Değerli okuyucularımız bu satırları okurken 6 aylık haksız tutukluluğun ardından Murat Ağırel, Barış Pehlivan ve Hülya Kılıç, İstanbul Çağlayan Adliyesinde duruşmaya çıkacaklar. Sevgili kardeşlerimin bir gün bile tutuklu kalmaları hukuk cinayeti olmakla birlikte "onları içeri tıkan irade"nin bugün tahliye edilmelerini isteyebileceği tartışılır… Umarım bugün "sevindirici haber" ile uzun süredir yaşayamadığımız mutluluğu tadarız.
"Bu çocuklar çok genç, onları bıraksınlar ben yerlerine yatarım" diyen Müyesser Yıldız'ın henüz iddianamesi bile yazılamadı. 3 aydır Sincan'da hapis olan Müyesser, taş duvarların ardında da boş durmuyor. Avukatları aracılığı ile hemen her gün yurtta ve dünyadaki gelişmeleri yazarak bizlere ışık tutmaya devam ediyor. Murat ve Barış da öyle. …
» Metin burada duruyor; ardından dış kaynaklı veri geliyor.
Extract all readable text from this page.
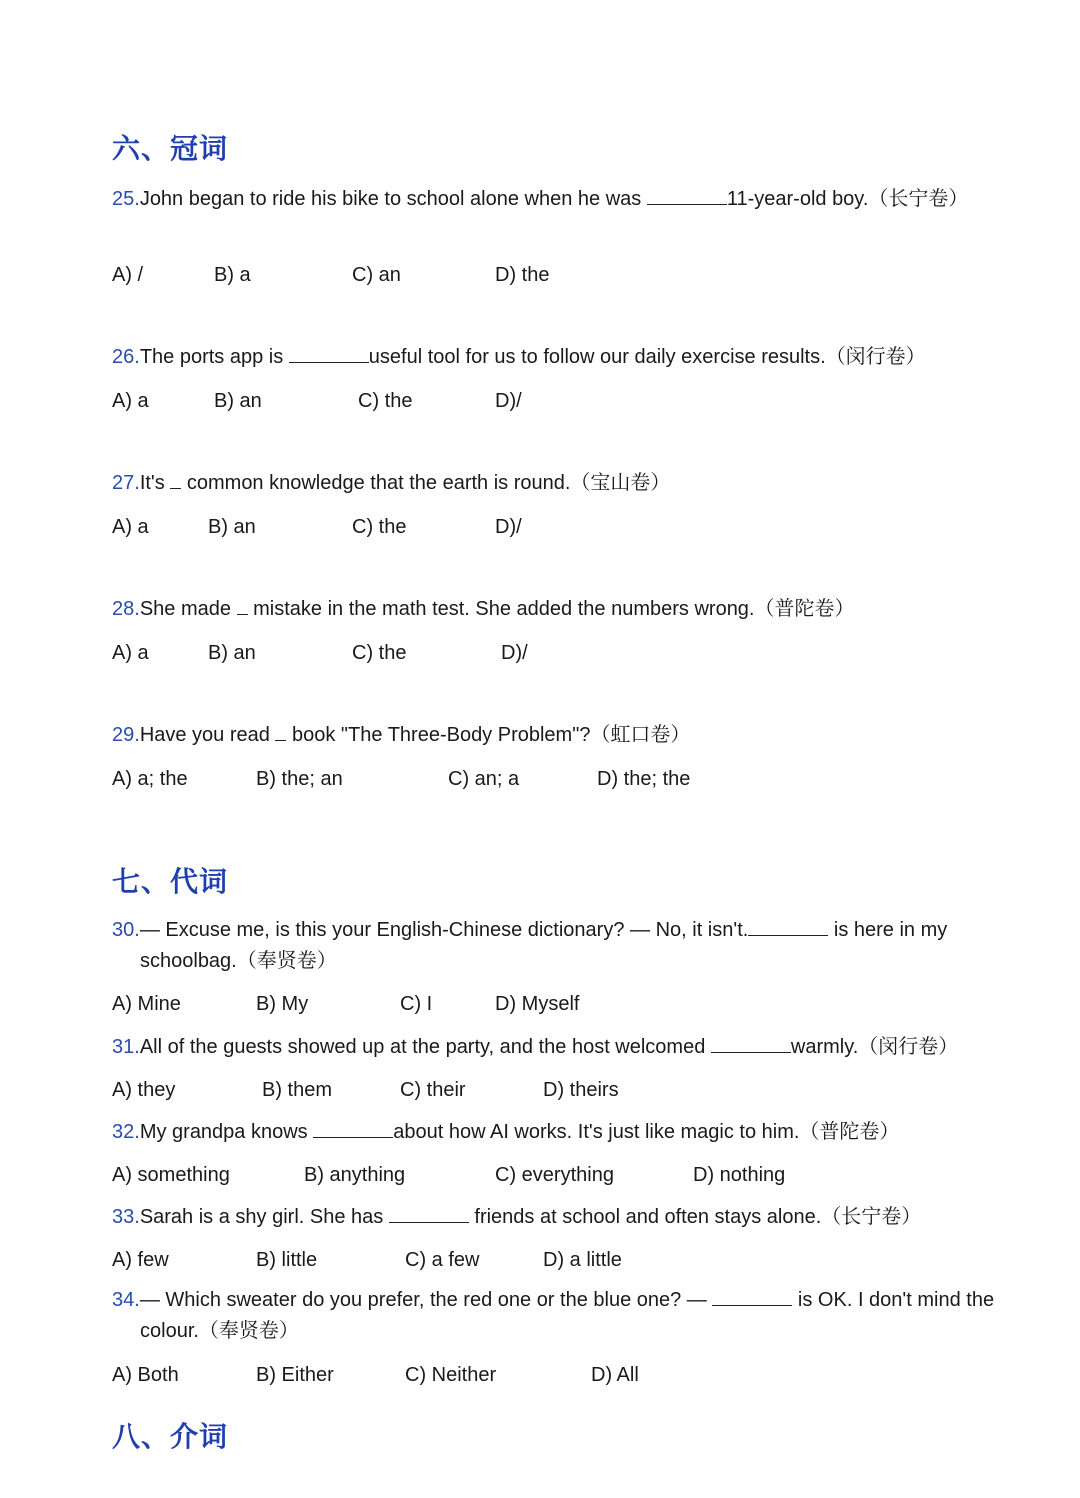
六、冠词

25.John began to ride his bike to school alone when he was	11-year-old boy.（长宁卷）

A) /	B) a	C) an	D) the

26.The ports app is	useful tool for us to follow our daily exercise results.（闵行卷）

A) a	B) an	C) the	D)/

27.It's  common knowledge that the earth is round.（宝山卷）

A) a	B) an	C) the	D)/

28.She made  mistake in the math test. She added the numbers wrong.（普陀卷）

A) a	B) an	C) the	D)/

29.Have you read  book "The Three-Body Problem"?（虹口卷）

A) a; the	B) the; an	C) an; a	D) the; the
七、代词

30.— Excuse me, is this your English-Chinese dictionary? — No, it isn't.	is here in my schoolbag.（奉贤卷）

A) Mine	B) My	C) I	D) Myself

31.All of the guests showed up at the party, and the host welcomed	warmly.（闵行卷）

A) they	B) them	C) their	D) theirs

32.My grandpa knows	about how AI works. It's just like magic to him.（普陀卷）

A) something	B) anything	C) everything	D) nothing

33.Sarah is a shy girl. She has	friends at school and often stays alone.（长宁卷）

A) few	B) little	C) a few	D) a little

34.— Which sweater do you prefer, the red one or the blue one? —	is OK. I don't mind the colour.（奉贤卷）

A) Both	B) Either	C) Neither	D) All
八、介词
Dün telefonuma Ağırel'in değerli eşi Dilek Hanımdan mesaj geldi. "Yavuz Bey, Murat bu mektubu size ulaştırmamı istedi" diyor. Şahane el yazısı ile ağabeyine ne kadar kararlı olduğunu bir kez daha hatırlatmış. Yazdığı mesajlar şahsımı çoktan aşıyor. Yeniçağ okurları ve mensubiyetiyle onur duyduğum Türk Milleti ile paylaşıyorum:
"Umut ışığı parlamıştı, Samsun'da güneş doğuyordu. Umudun ve ışığın düşmanları korktular. Karanlıktan çıkmayalım daha zifiri olsun diye çalıştılar. Gavur parası ile gazeteler bastılar, fetvalar verdiler, ölüm fermanları hazırladılar. Anadolu karanlığa karşı durdu. Umudun ışığını parlatmak için varıyla, yoğuyla direndiler. Kuvay-ı Milliye oldular. Çukurova'da, Toroslarda Kuvay-i Milliye'nin gazetesi ve sesi yoktu. Ahmet Remzi Yüreğir ve Ciltçi Ali Efendi ise işe koyuldular. Dağ başında makinelerini onardılar baskı kalıbını Torosların taşından yaptılar, kağıtlar katır sırtında geldi. Mürekkep yoktu! Ciltçi Ali Efendi "etraf orman çıra" sobalar gürül gürül yanıyor borular simsiyah kurumdan tıkanıyor. "Toplayın kurumları bezir yağı da bulun. Gerisine karışmayın kolay" dedi. O gün "Yeni Adana" gazetesi bu zor şartlarda basıldı. Hiçbir zorluk yıldıramadı kalpaksız kuvvacıları. Satılmış basına karşı, iş birlikçi basına karşı Kuvay-i Milliye'nin gazetesi oldular, sesi oldular. O günlerde gazetecilik mesleğini icra edebilmek için, halka sorumlu gazetecilik gereği doğruları aktarmak adına canlarını dahi vermekten çekinmeyen cesur, yürekli, fedakar gazetecilerin doğduğu toprakların çocuğuyum ben, gazeteciyi.
Haksızlıklarla, hukuksuzluklarla bana "taş olsa çatlar" dedirtmek istiyorsunuz. Ben taş değilim. Çukurova'nın yeşiliyim, Toroslarım Ceyhan'ım. Ben susmam…
Fakir fukaranın hakkını savunmayan, halkın derdiyle dertlenmeye, canım pahasına Cumhuriyet devrimlerini savunmaya, gazetecilik yapmaya devam edeceğim.